What Happened?
A car filled with explosives detonated at a Bogotá police academy in Colombia Thursday, killing 21 and injuring at least 68 people.
The vehicle entered the premises of the General Santander Police Academy where a cadet ceremony was taking place inside. When guards stopped the car at a checkpoint, it quickly accelerated and crashed into a wall, causing the explosion, BBC News reported.
The blast was large and broke windows of surrounding buildings, witnesses reported.
The driver, 57-year-old José Aldemar Rojas Rodríguez, died in the explosion. Authorities identified Rodríguez as a member of Columbia’s largest remaining rebel group, the National Liberation Army, according to the New York Times.
The Latest
The National Liberation Army, a Marxist group known as the ELN claimed responsibility for the bombing, saying the attack was a response to the government bombing its camps, CNN reported Monday.
“Therefore, the operation carried out against said establishment and troops is legal per the ‘right of war,'” said the ELN, which established a ceasefire with the Colombian government in September 2017.
Since then, there have been attacks from both sides, according to CNN.
Columbia President Iván Duque visited the academy after the attack.
“Terrorists are looking to intimidate us as a society and attack the state,” Duque said.

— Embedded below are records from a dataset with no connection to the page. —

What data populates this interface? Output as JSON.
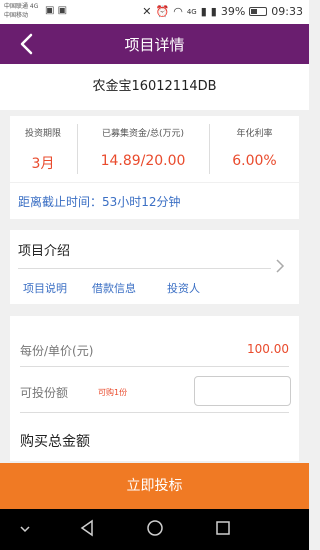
{
  "status_bar": {
    "carrier1": "中国联通 4G",
    "carrier2": "中国移动",
    "battery_percent": "39%",
    "time": "09:33",
    "network1": "4G",
    "battery_level": 0.39
  },
  "header": {
    "title": "项目详情"
  },
  "product": {
    "name": "农金宝16012114DB"
  },
  "stats": [
    {
      "label": "投资期限",
      "value": "3月"
    },
    {
      "label": "已募集资金/总(万元)",
      "value": "14.89/20.00"
    },
    {
      "label": "年化利率",
      "value": "6.00%"
    }
  ],
  "deadline": {
    "text": "距离截止时间：53小时12分钟"
  },
  "intro": {
    "heading": "项目介绍",
    "links": [
      "项目说明",
      "借款信息",
      "投资人"
    ]
  },
  "order": {
    "unit_price_label": "每份/单价(元)",
    "unit_price_value": "100.00",
    "shares_label": "可投份额",
    "shares_hint": "可购1份",
    "qty_value": "",
    "total_label": "购买总金额"
  },
  "cta": {
    "label": "立即投标"
  },
  "colors": {
    "brand_purple": "#6a1e6f",
    "accent_orange": "#f07a24",
    "value_red": "#e94b2d",
    "link_blue": "#3b6fc4"
  }
}
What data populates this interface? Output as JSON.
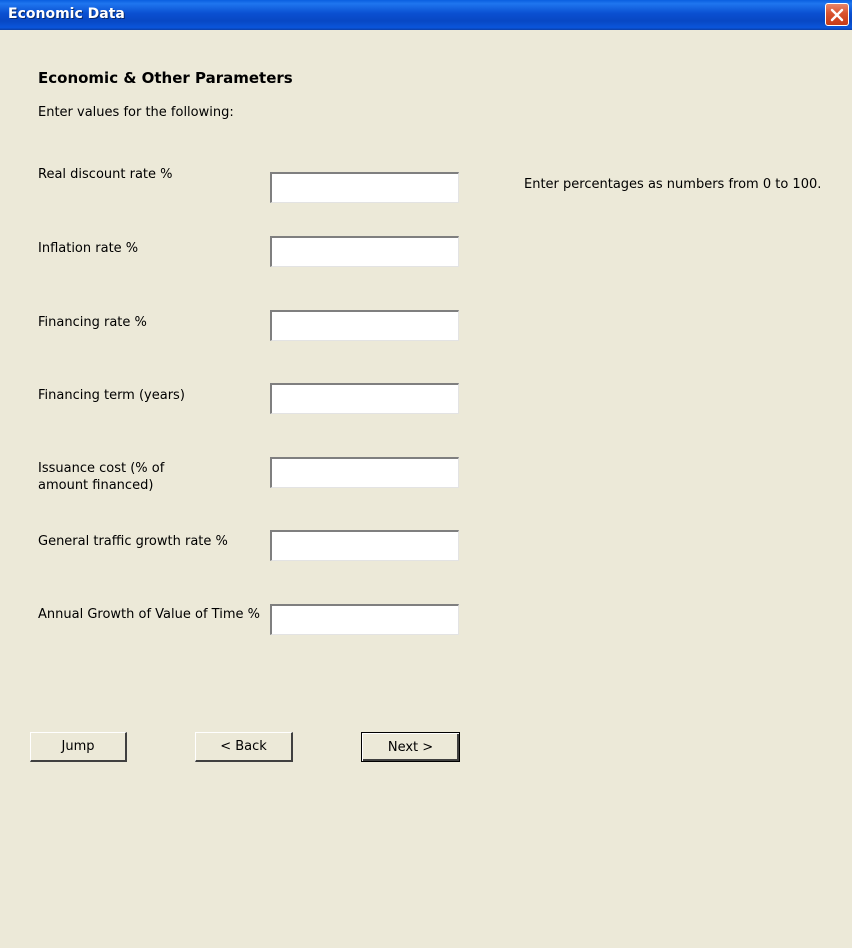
{
  "window": {
    "title": "Economic Data"
  },
  "form": {
    "heading": "Economic & Other Parameters",
    "subheading": "Enter values for the following:",
    "hint": "Enter percentages as numbers from 0 to 100.",
    "fields": [
      {
        "label": "Real discount rate %",
        "value": ""
      },
      {
        "label": "Inflation rate %",
        "value": ""
      },
      {
        "label": "Financing rate %",
        "value": ""
      },
      {
        "label": "Financing term (years)",
        "value": ""
      },
      {
        "label": "Issuance cost (% of amount financed)",
        "value": ""
      },
      {
        "label": "General traffic growth rate %",
        "value": ""
      },
      {
        "label": "Annual Growth of Value of Time %",
        "value": ""
      }
    ]
  },
  "buttons": {
    "jump": "Jump",
    "back": "< Back",
    "next": "Next >"
  },
  "icons": {
    "close": "close-icon"
  },
  "colors": {
    "titlebar": "#0a4fd1",
    "close_button": "#d9532f",
    "background": "#ece9d8"
  }
}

Duque declared three days of mourning and said Colombia would “demonstrate that it is a strong state, united and won’t break in the face of the dementia of these aggressions,” according to CBS.
In Context
ELN increased their number of attacks against the government since their rival group, the Revolutionary Armed Forces of Colombia, signed a peace treaty with the government in 2016.
ELN Members of the National Liberation Army bombed a police station in January of last year, killing five police officers and injuring more than 40 people in Barranquilla.
The group also kidnapped four soldiers, three police officers and two military contractors last year to pressure the government into negotiating peace. The hostages were released, but the government refused to negotiate, according to the New York Times.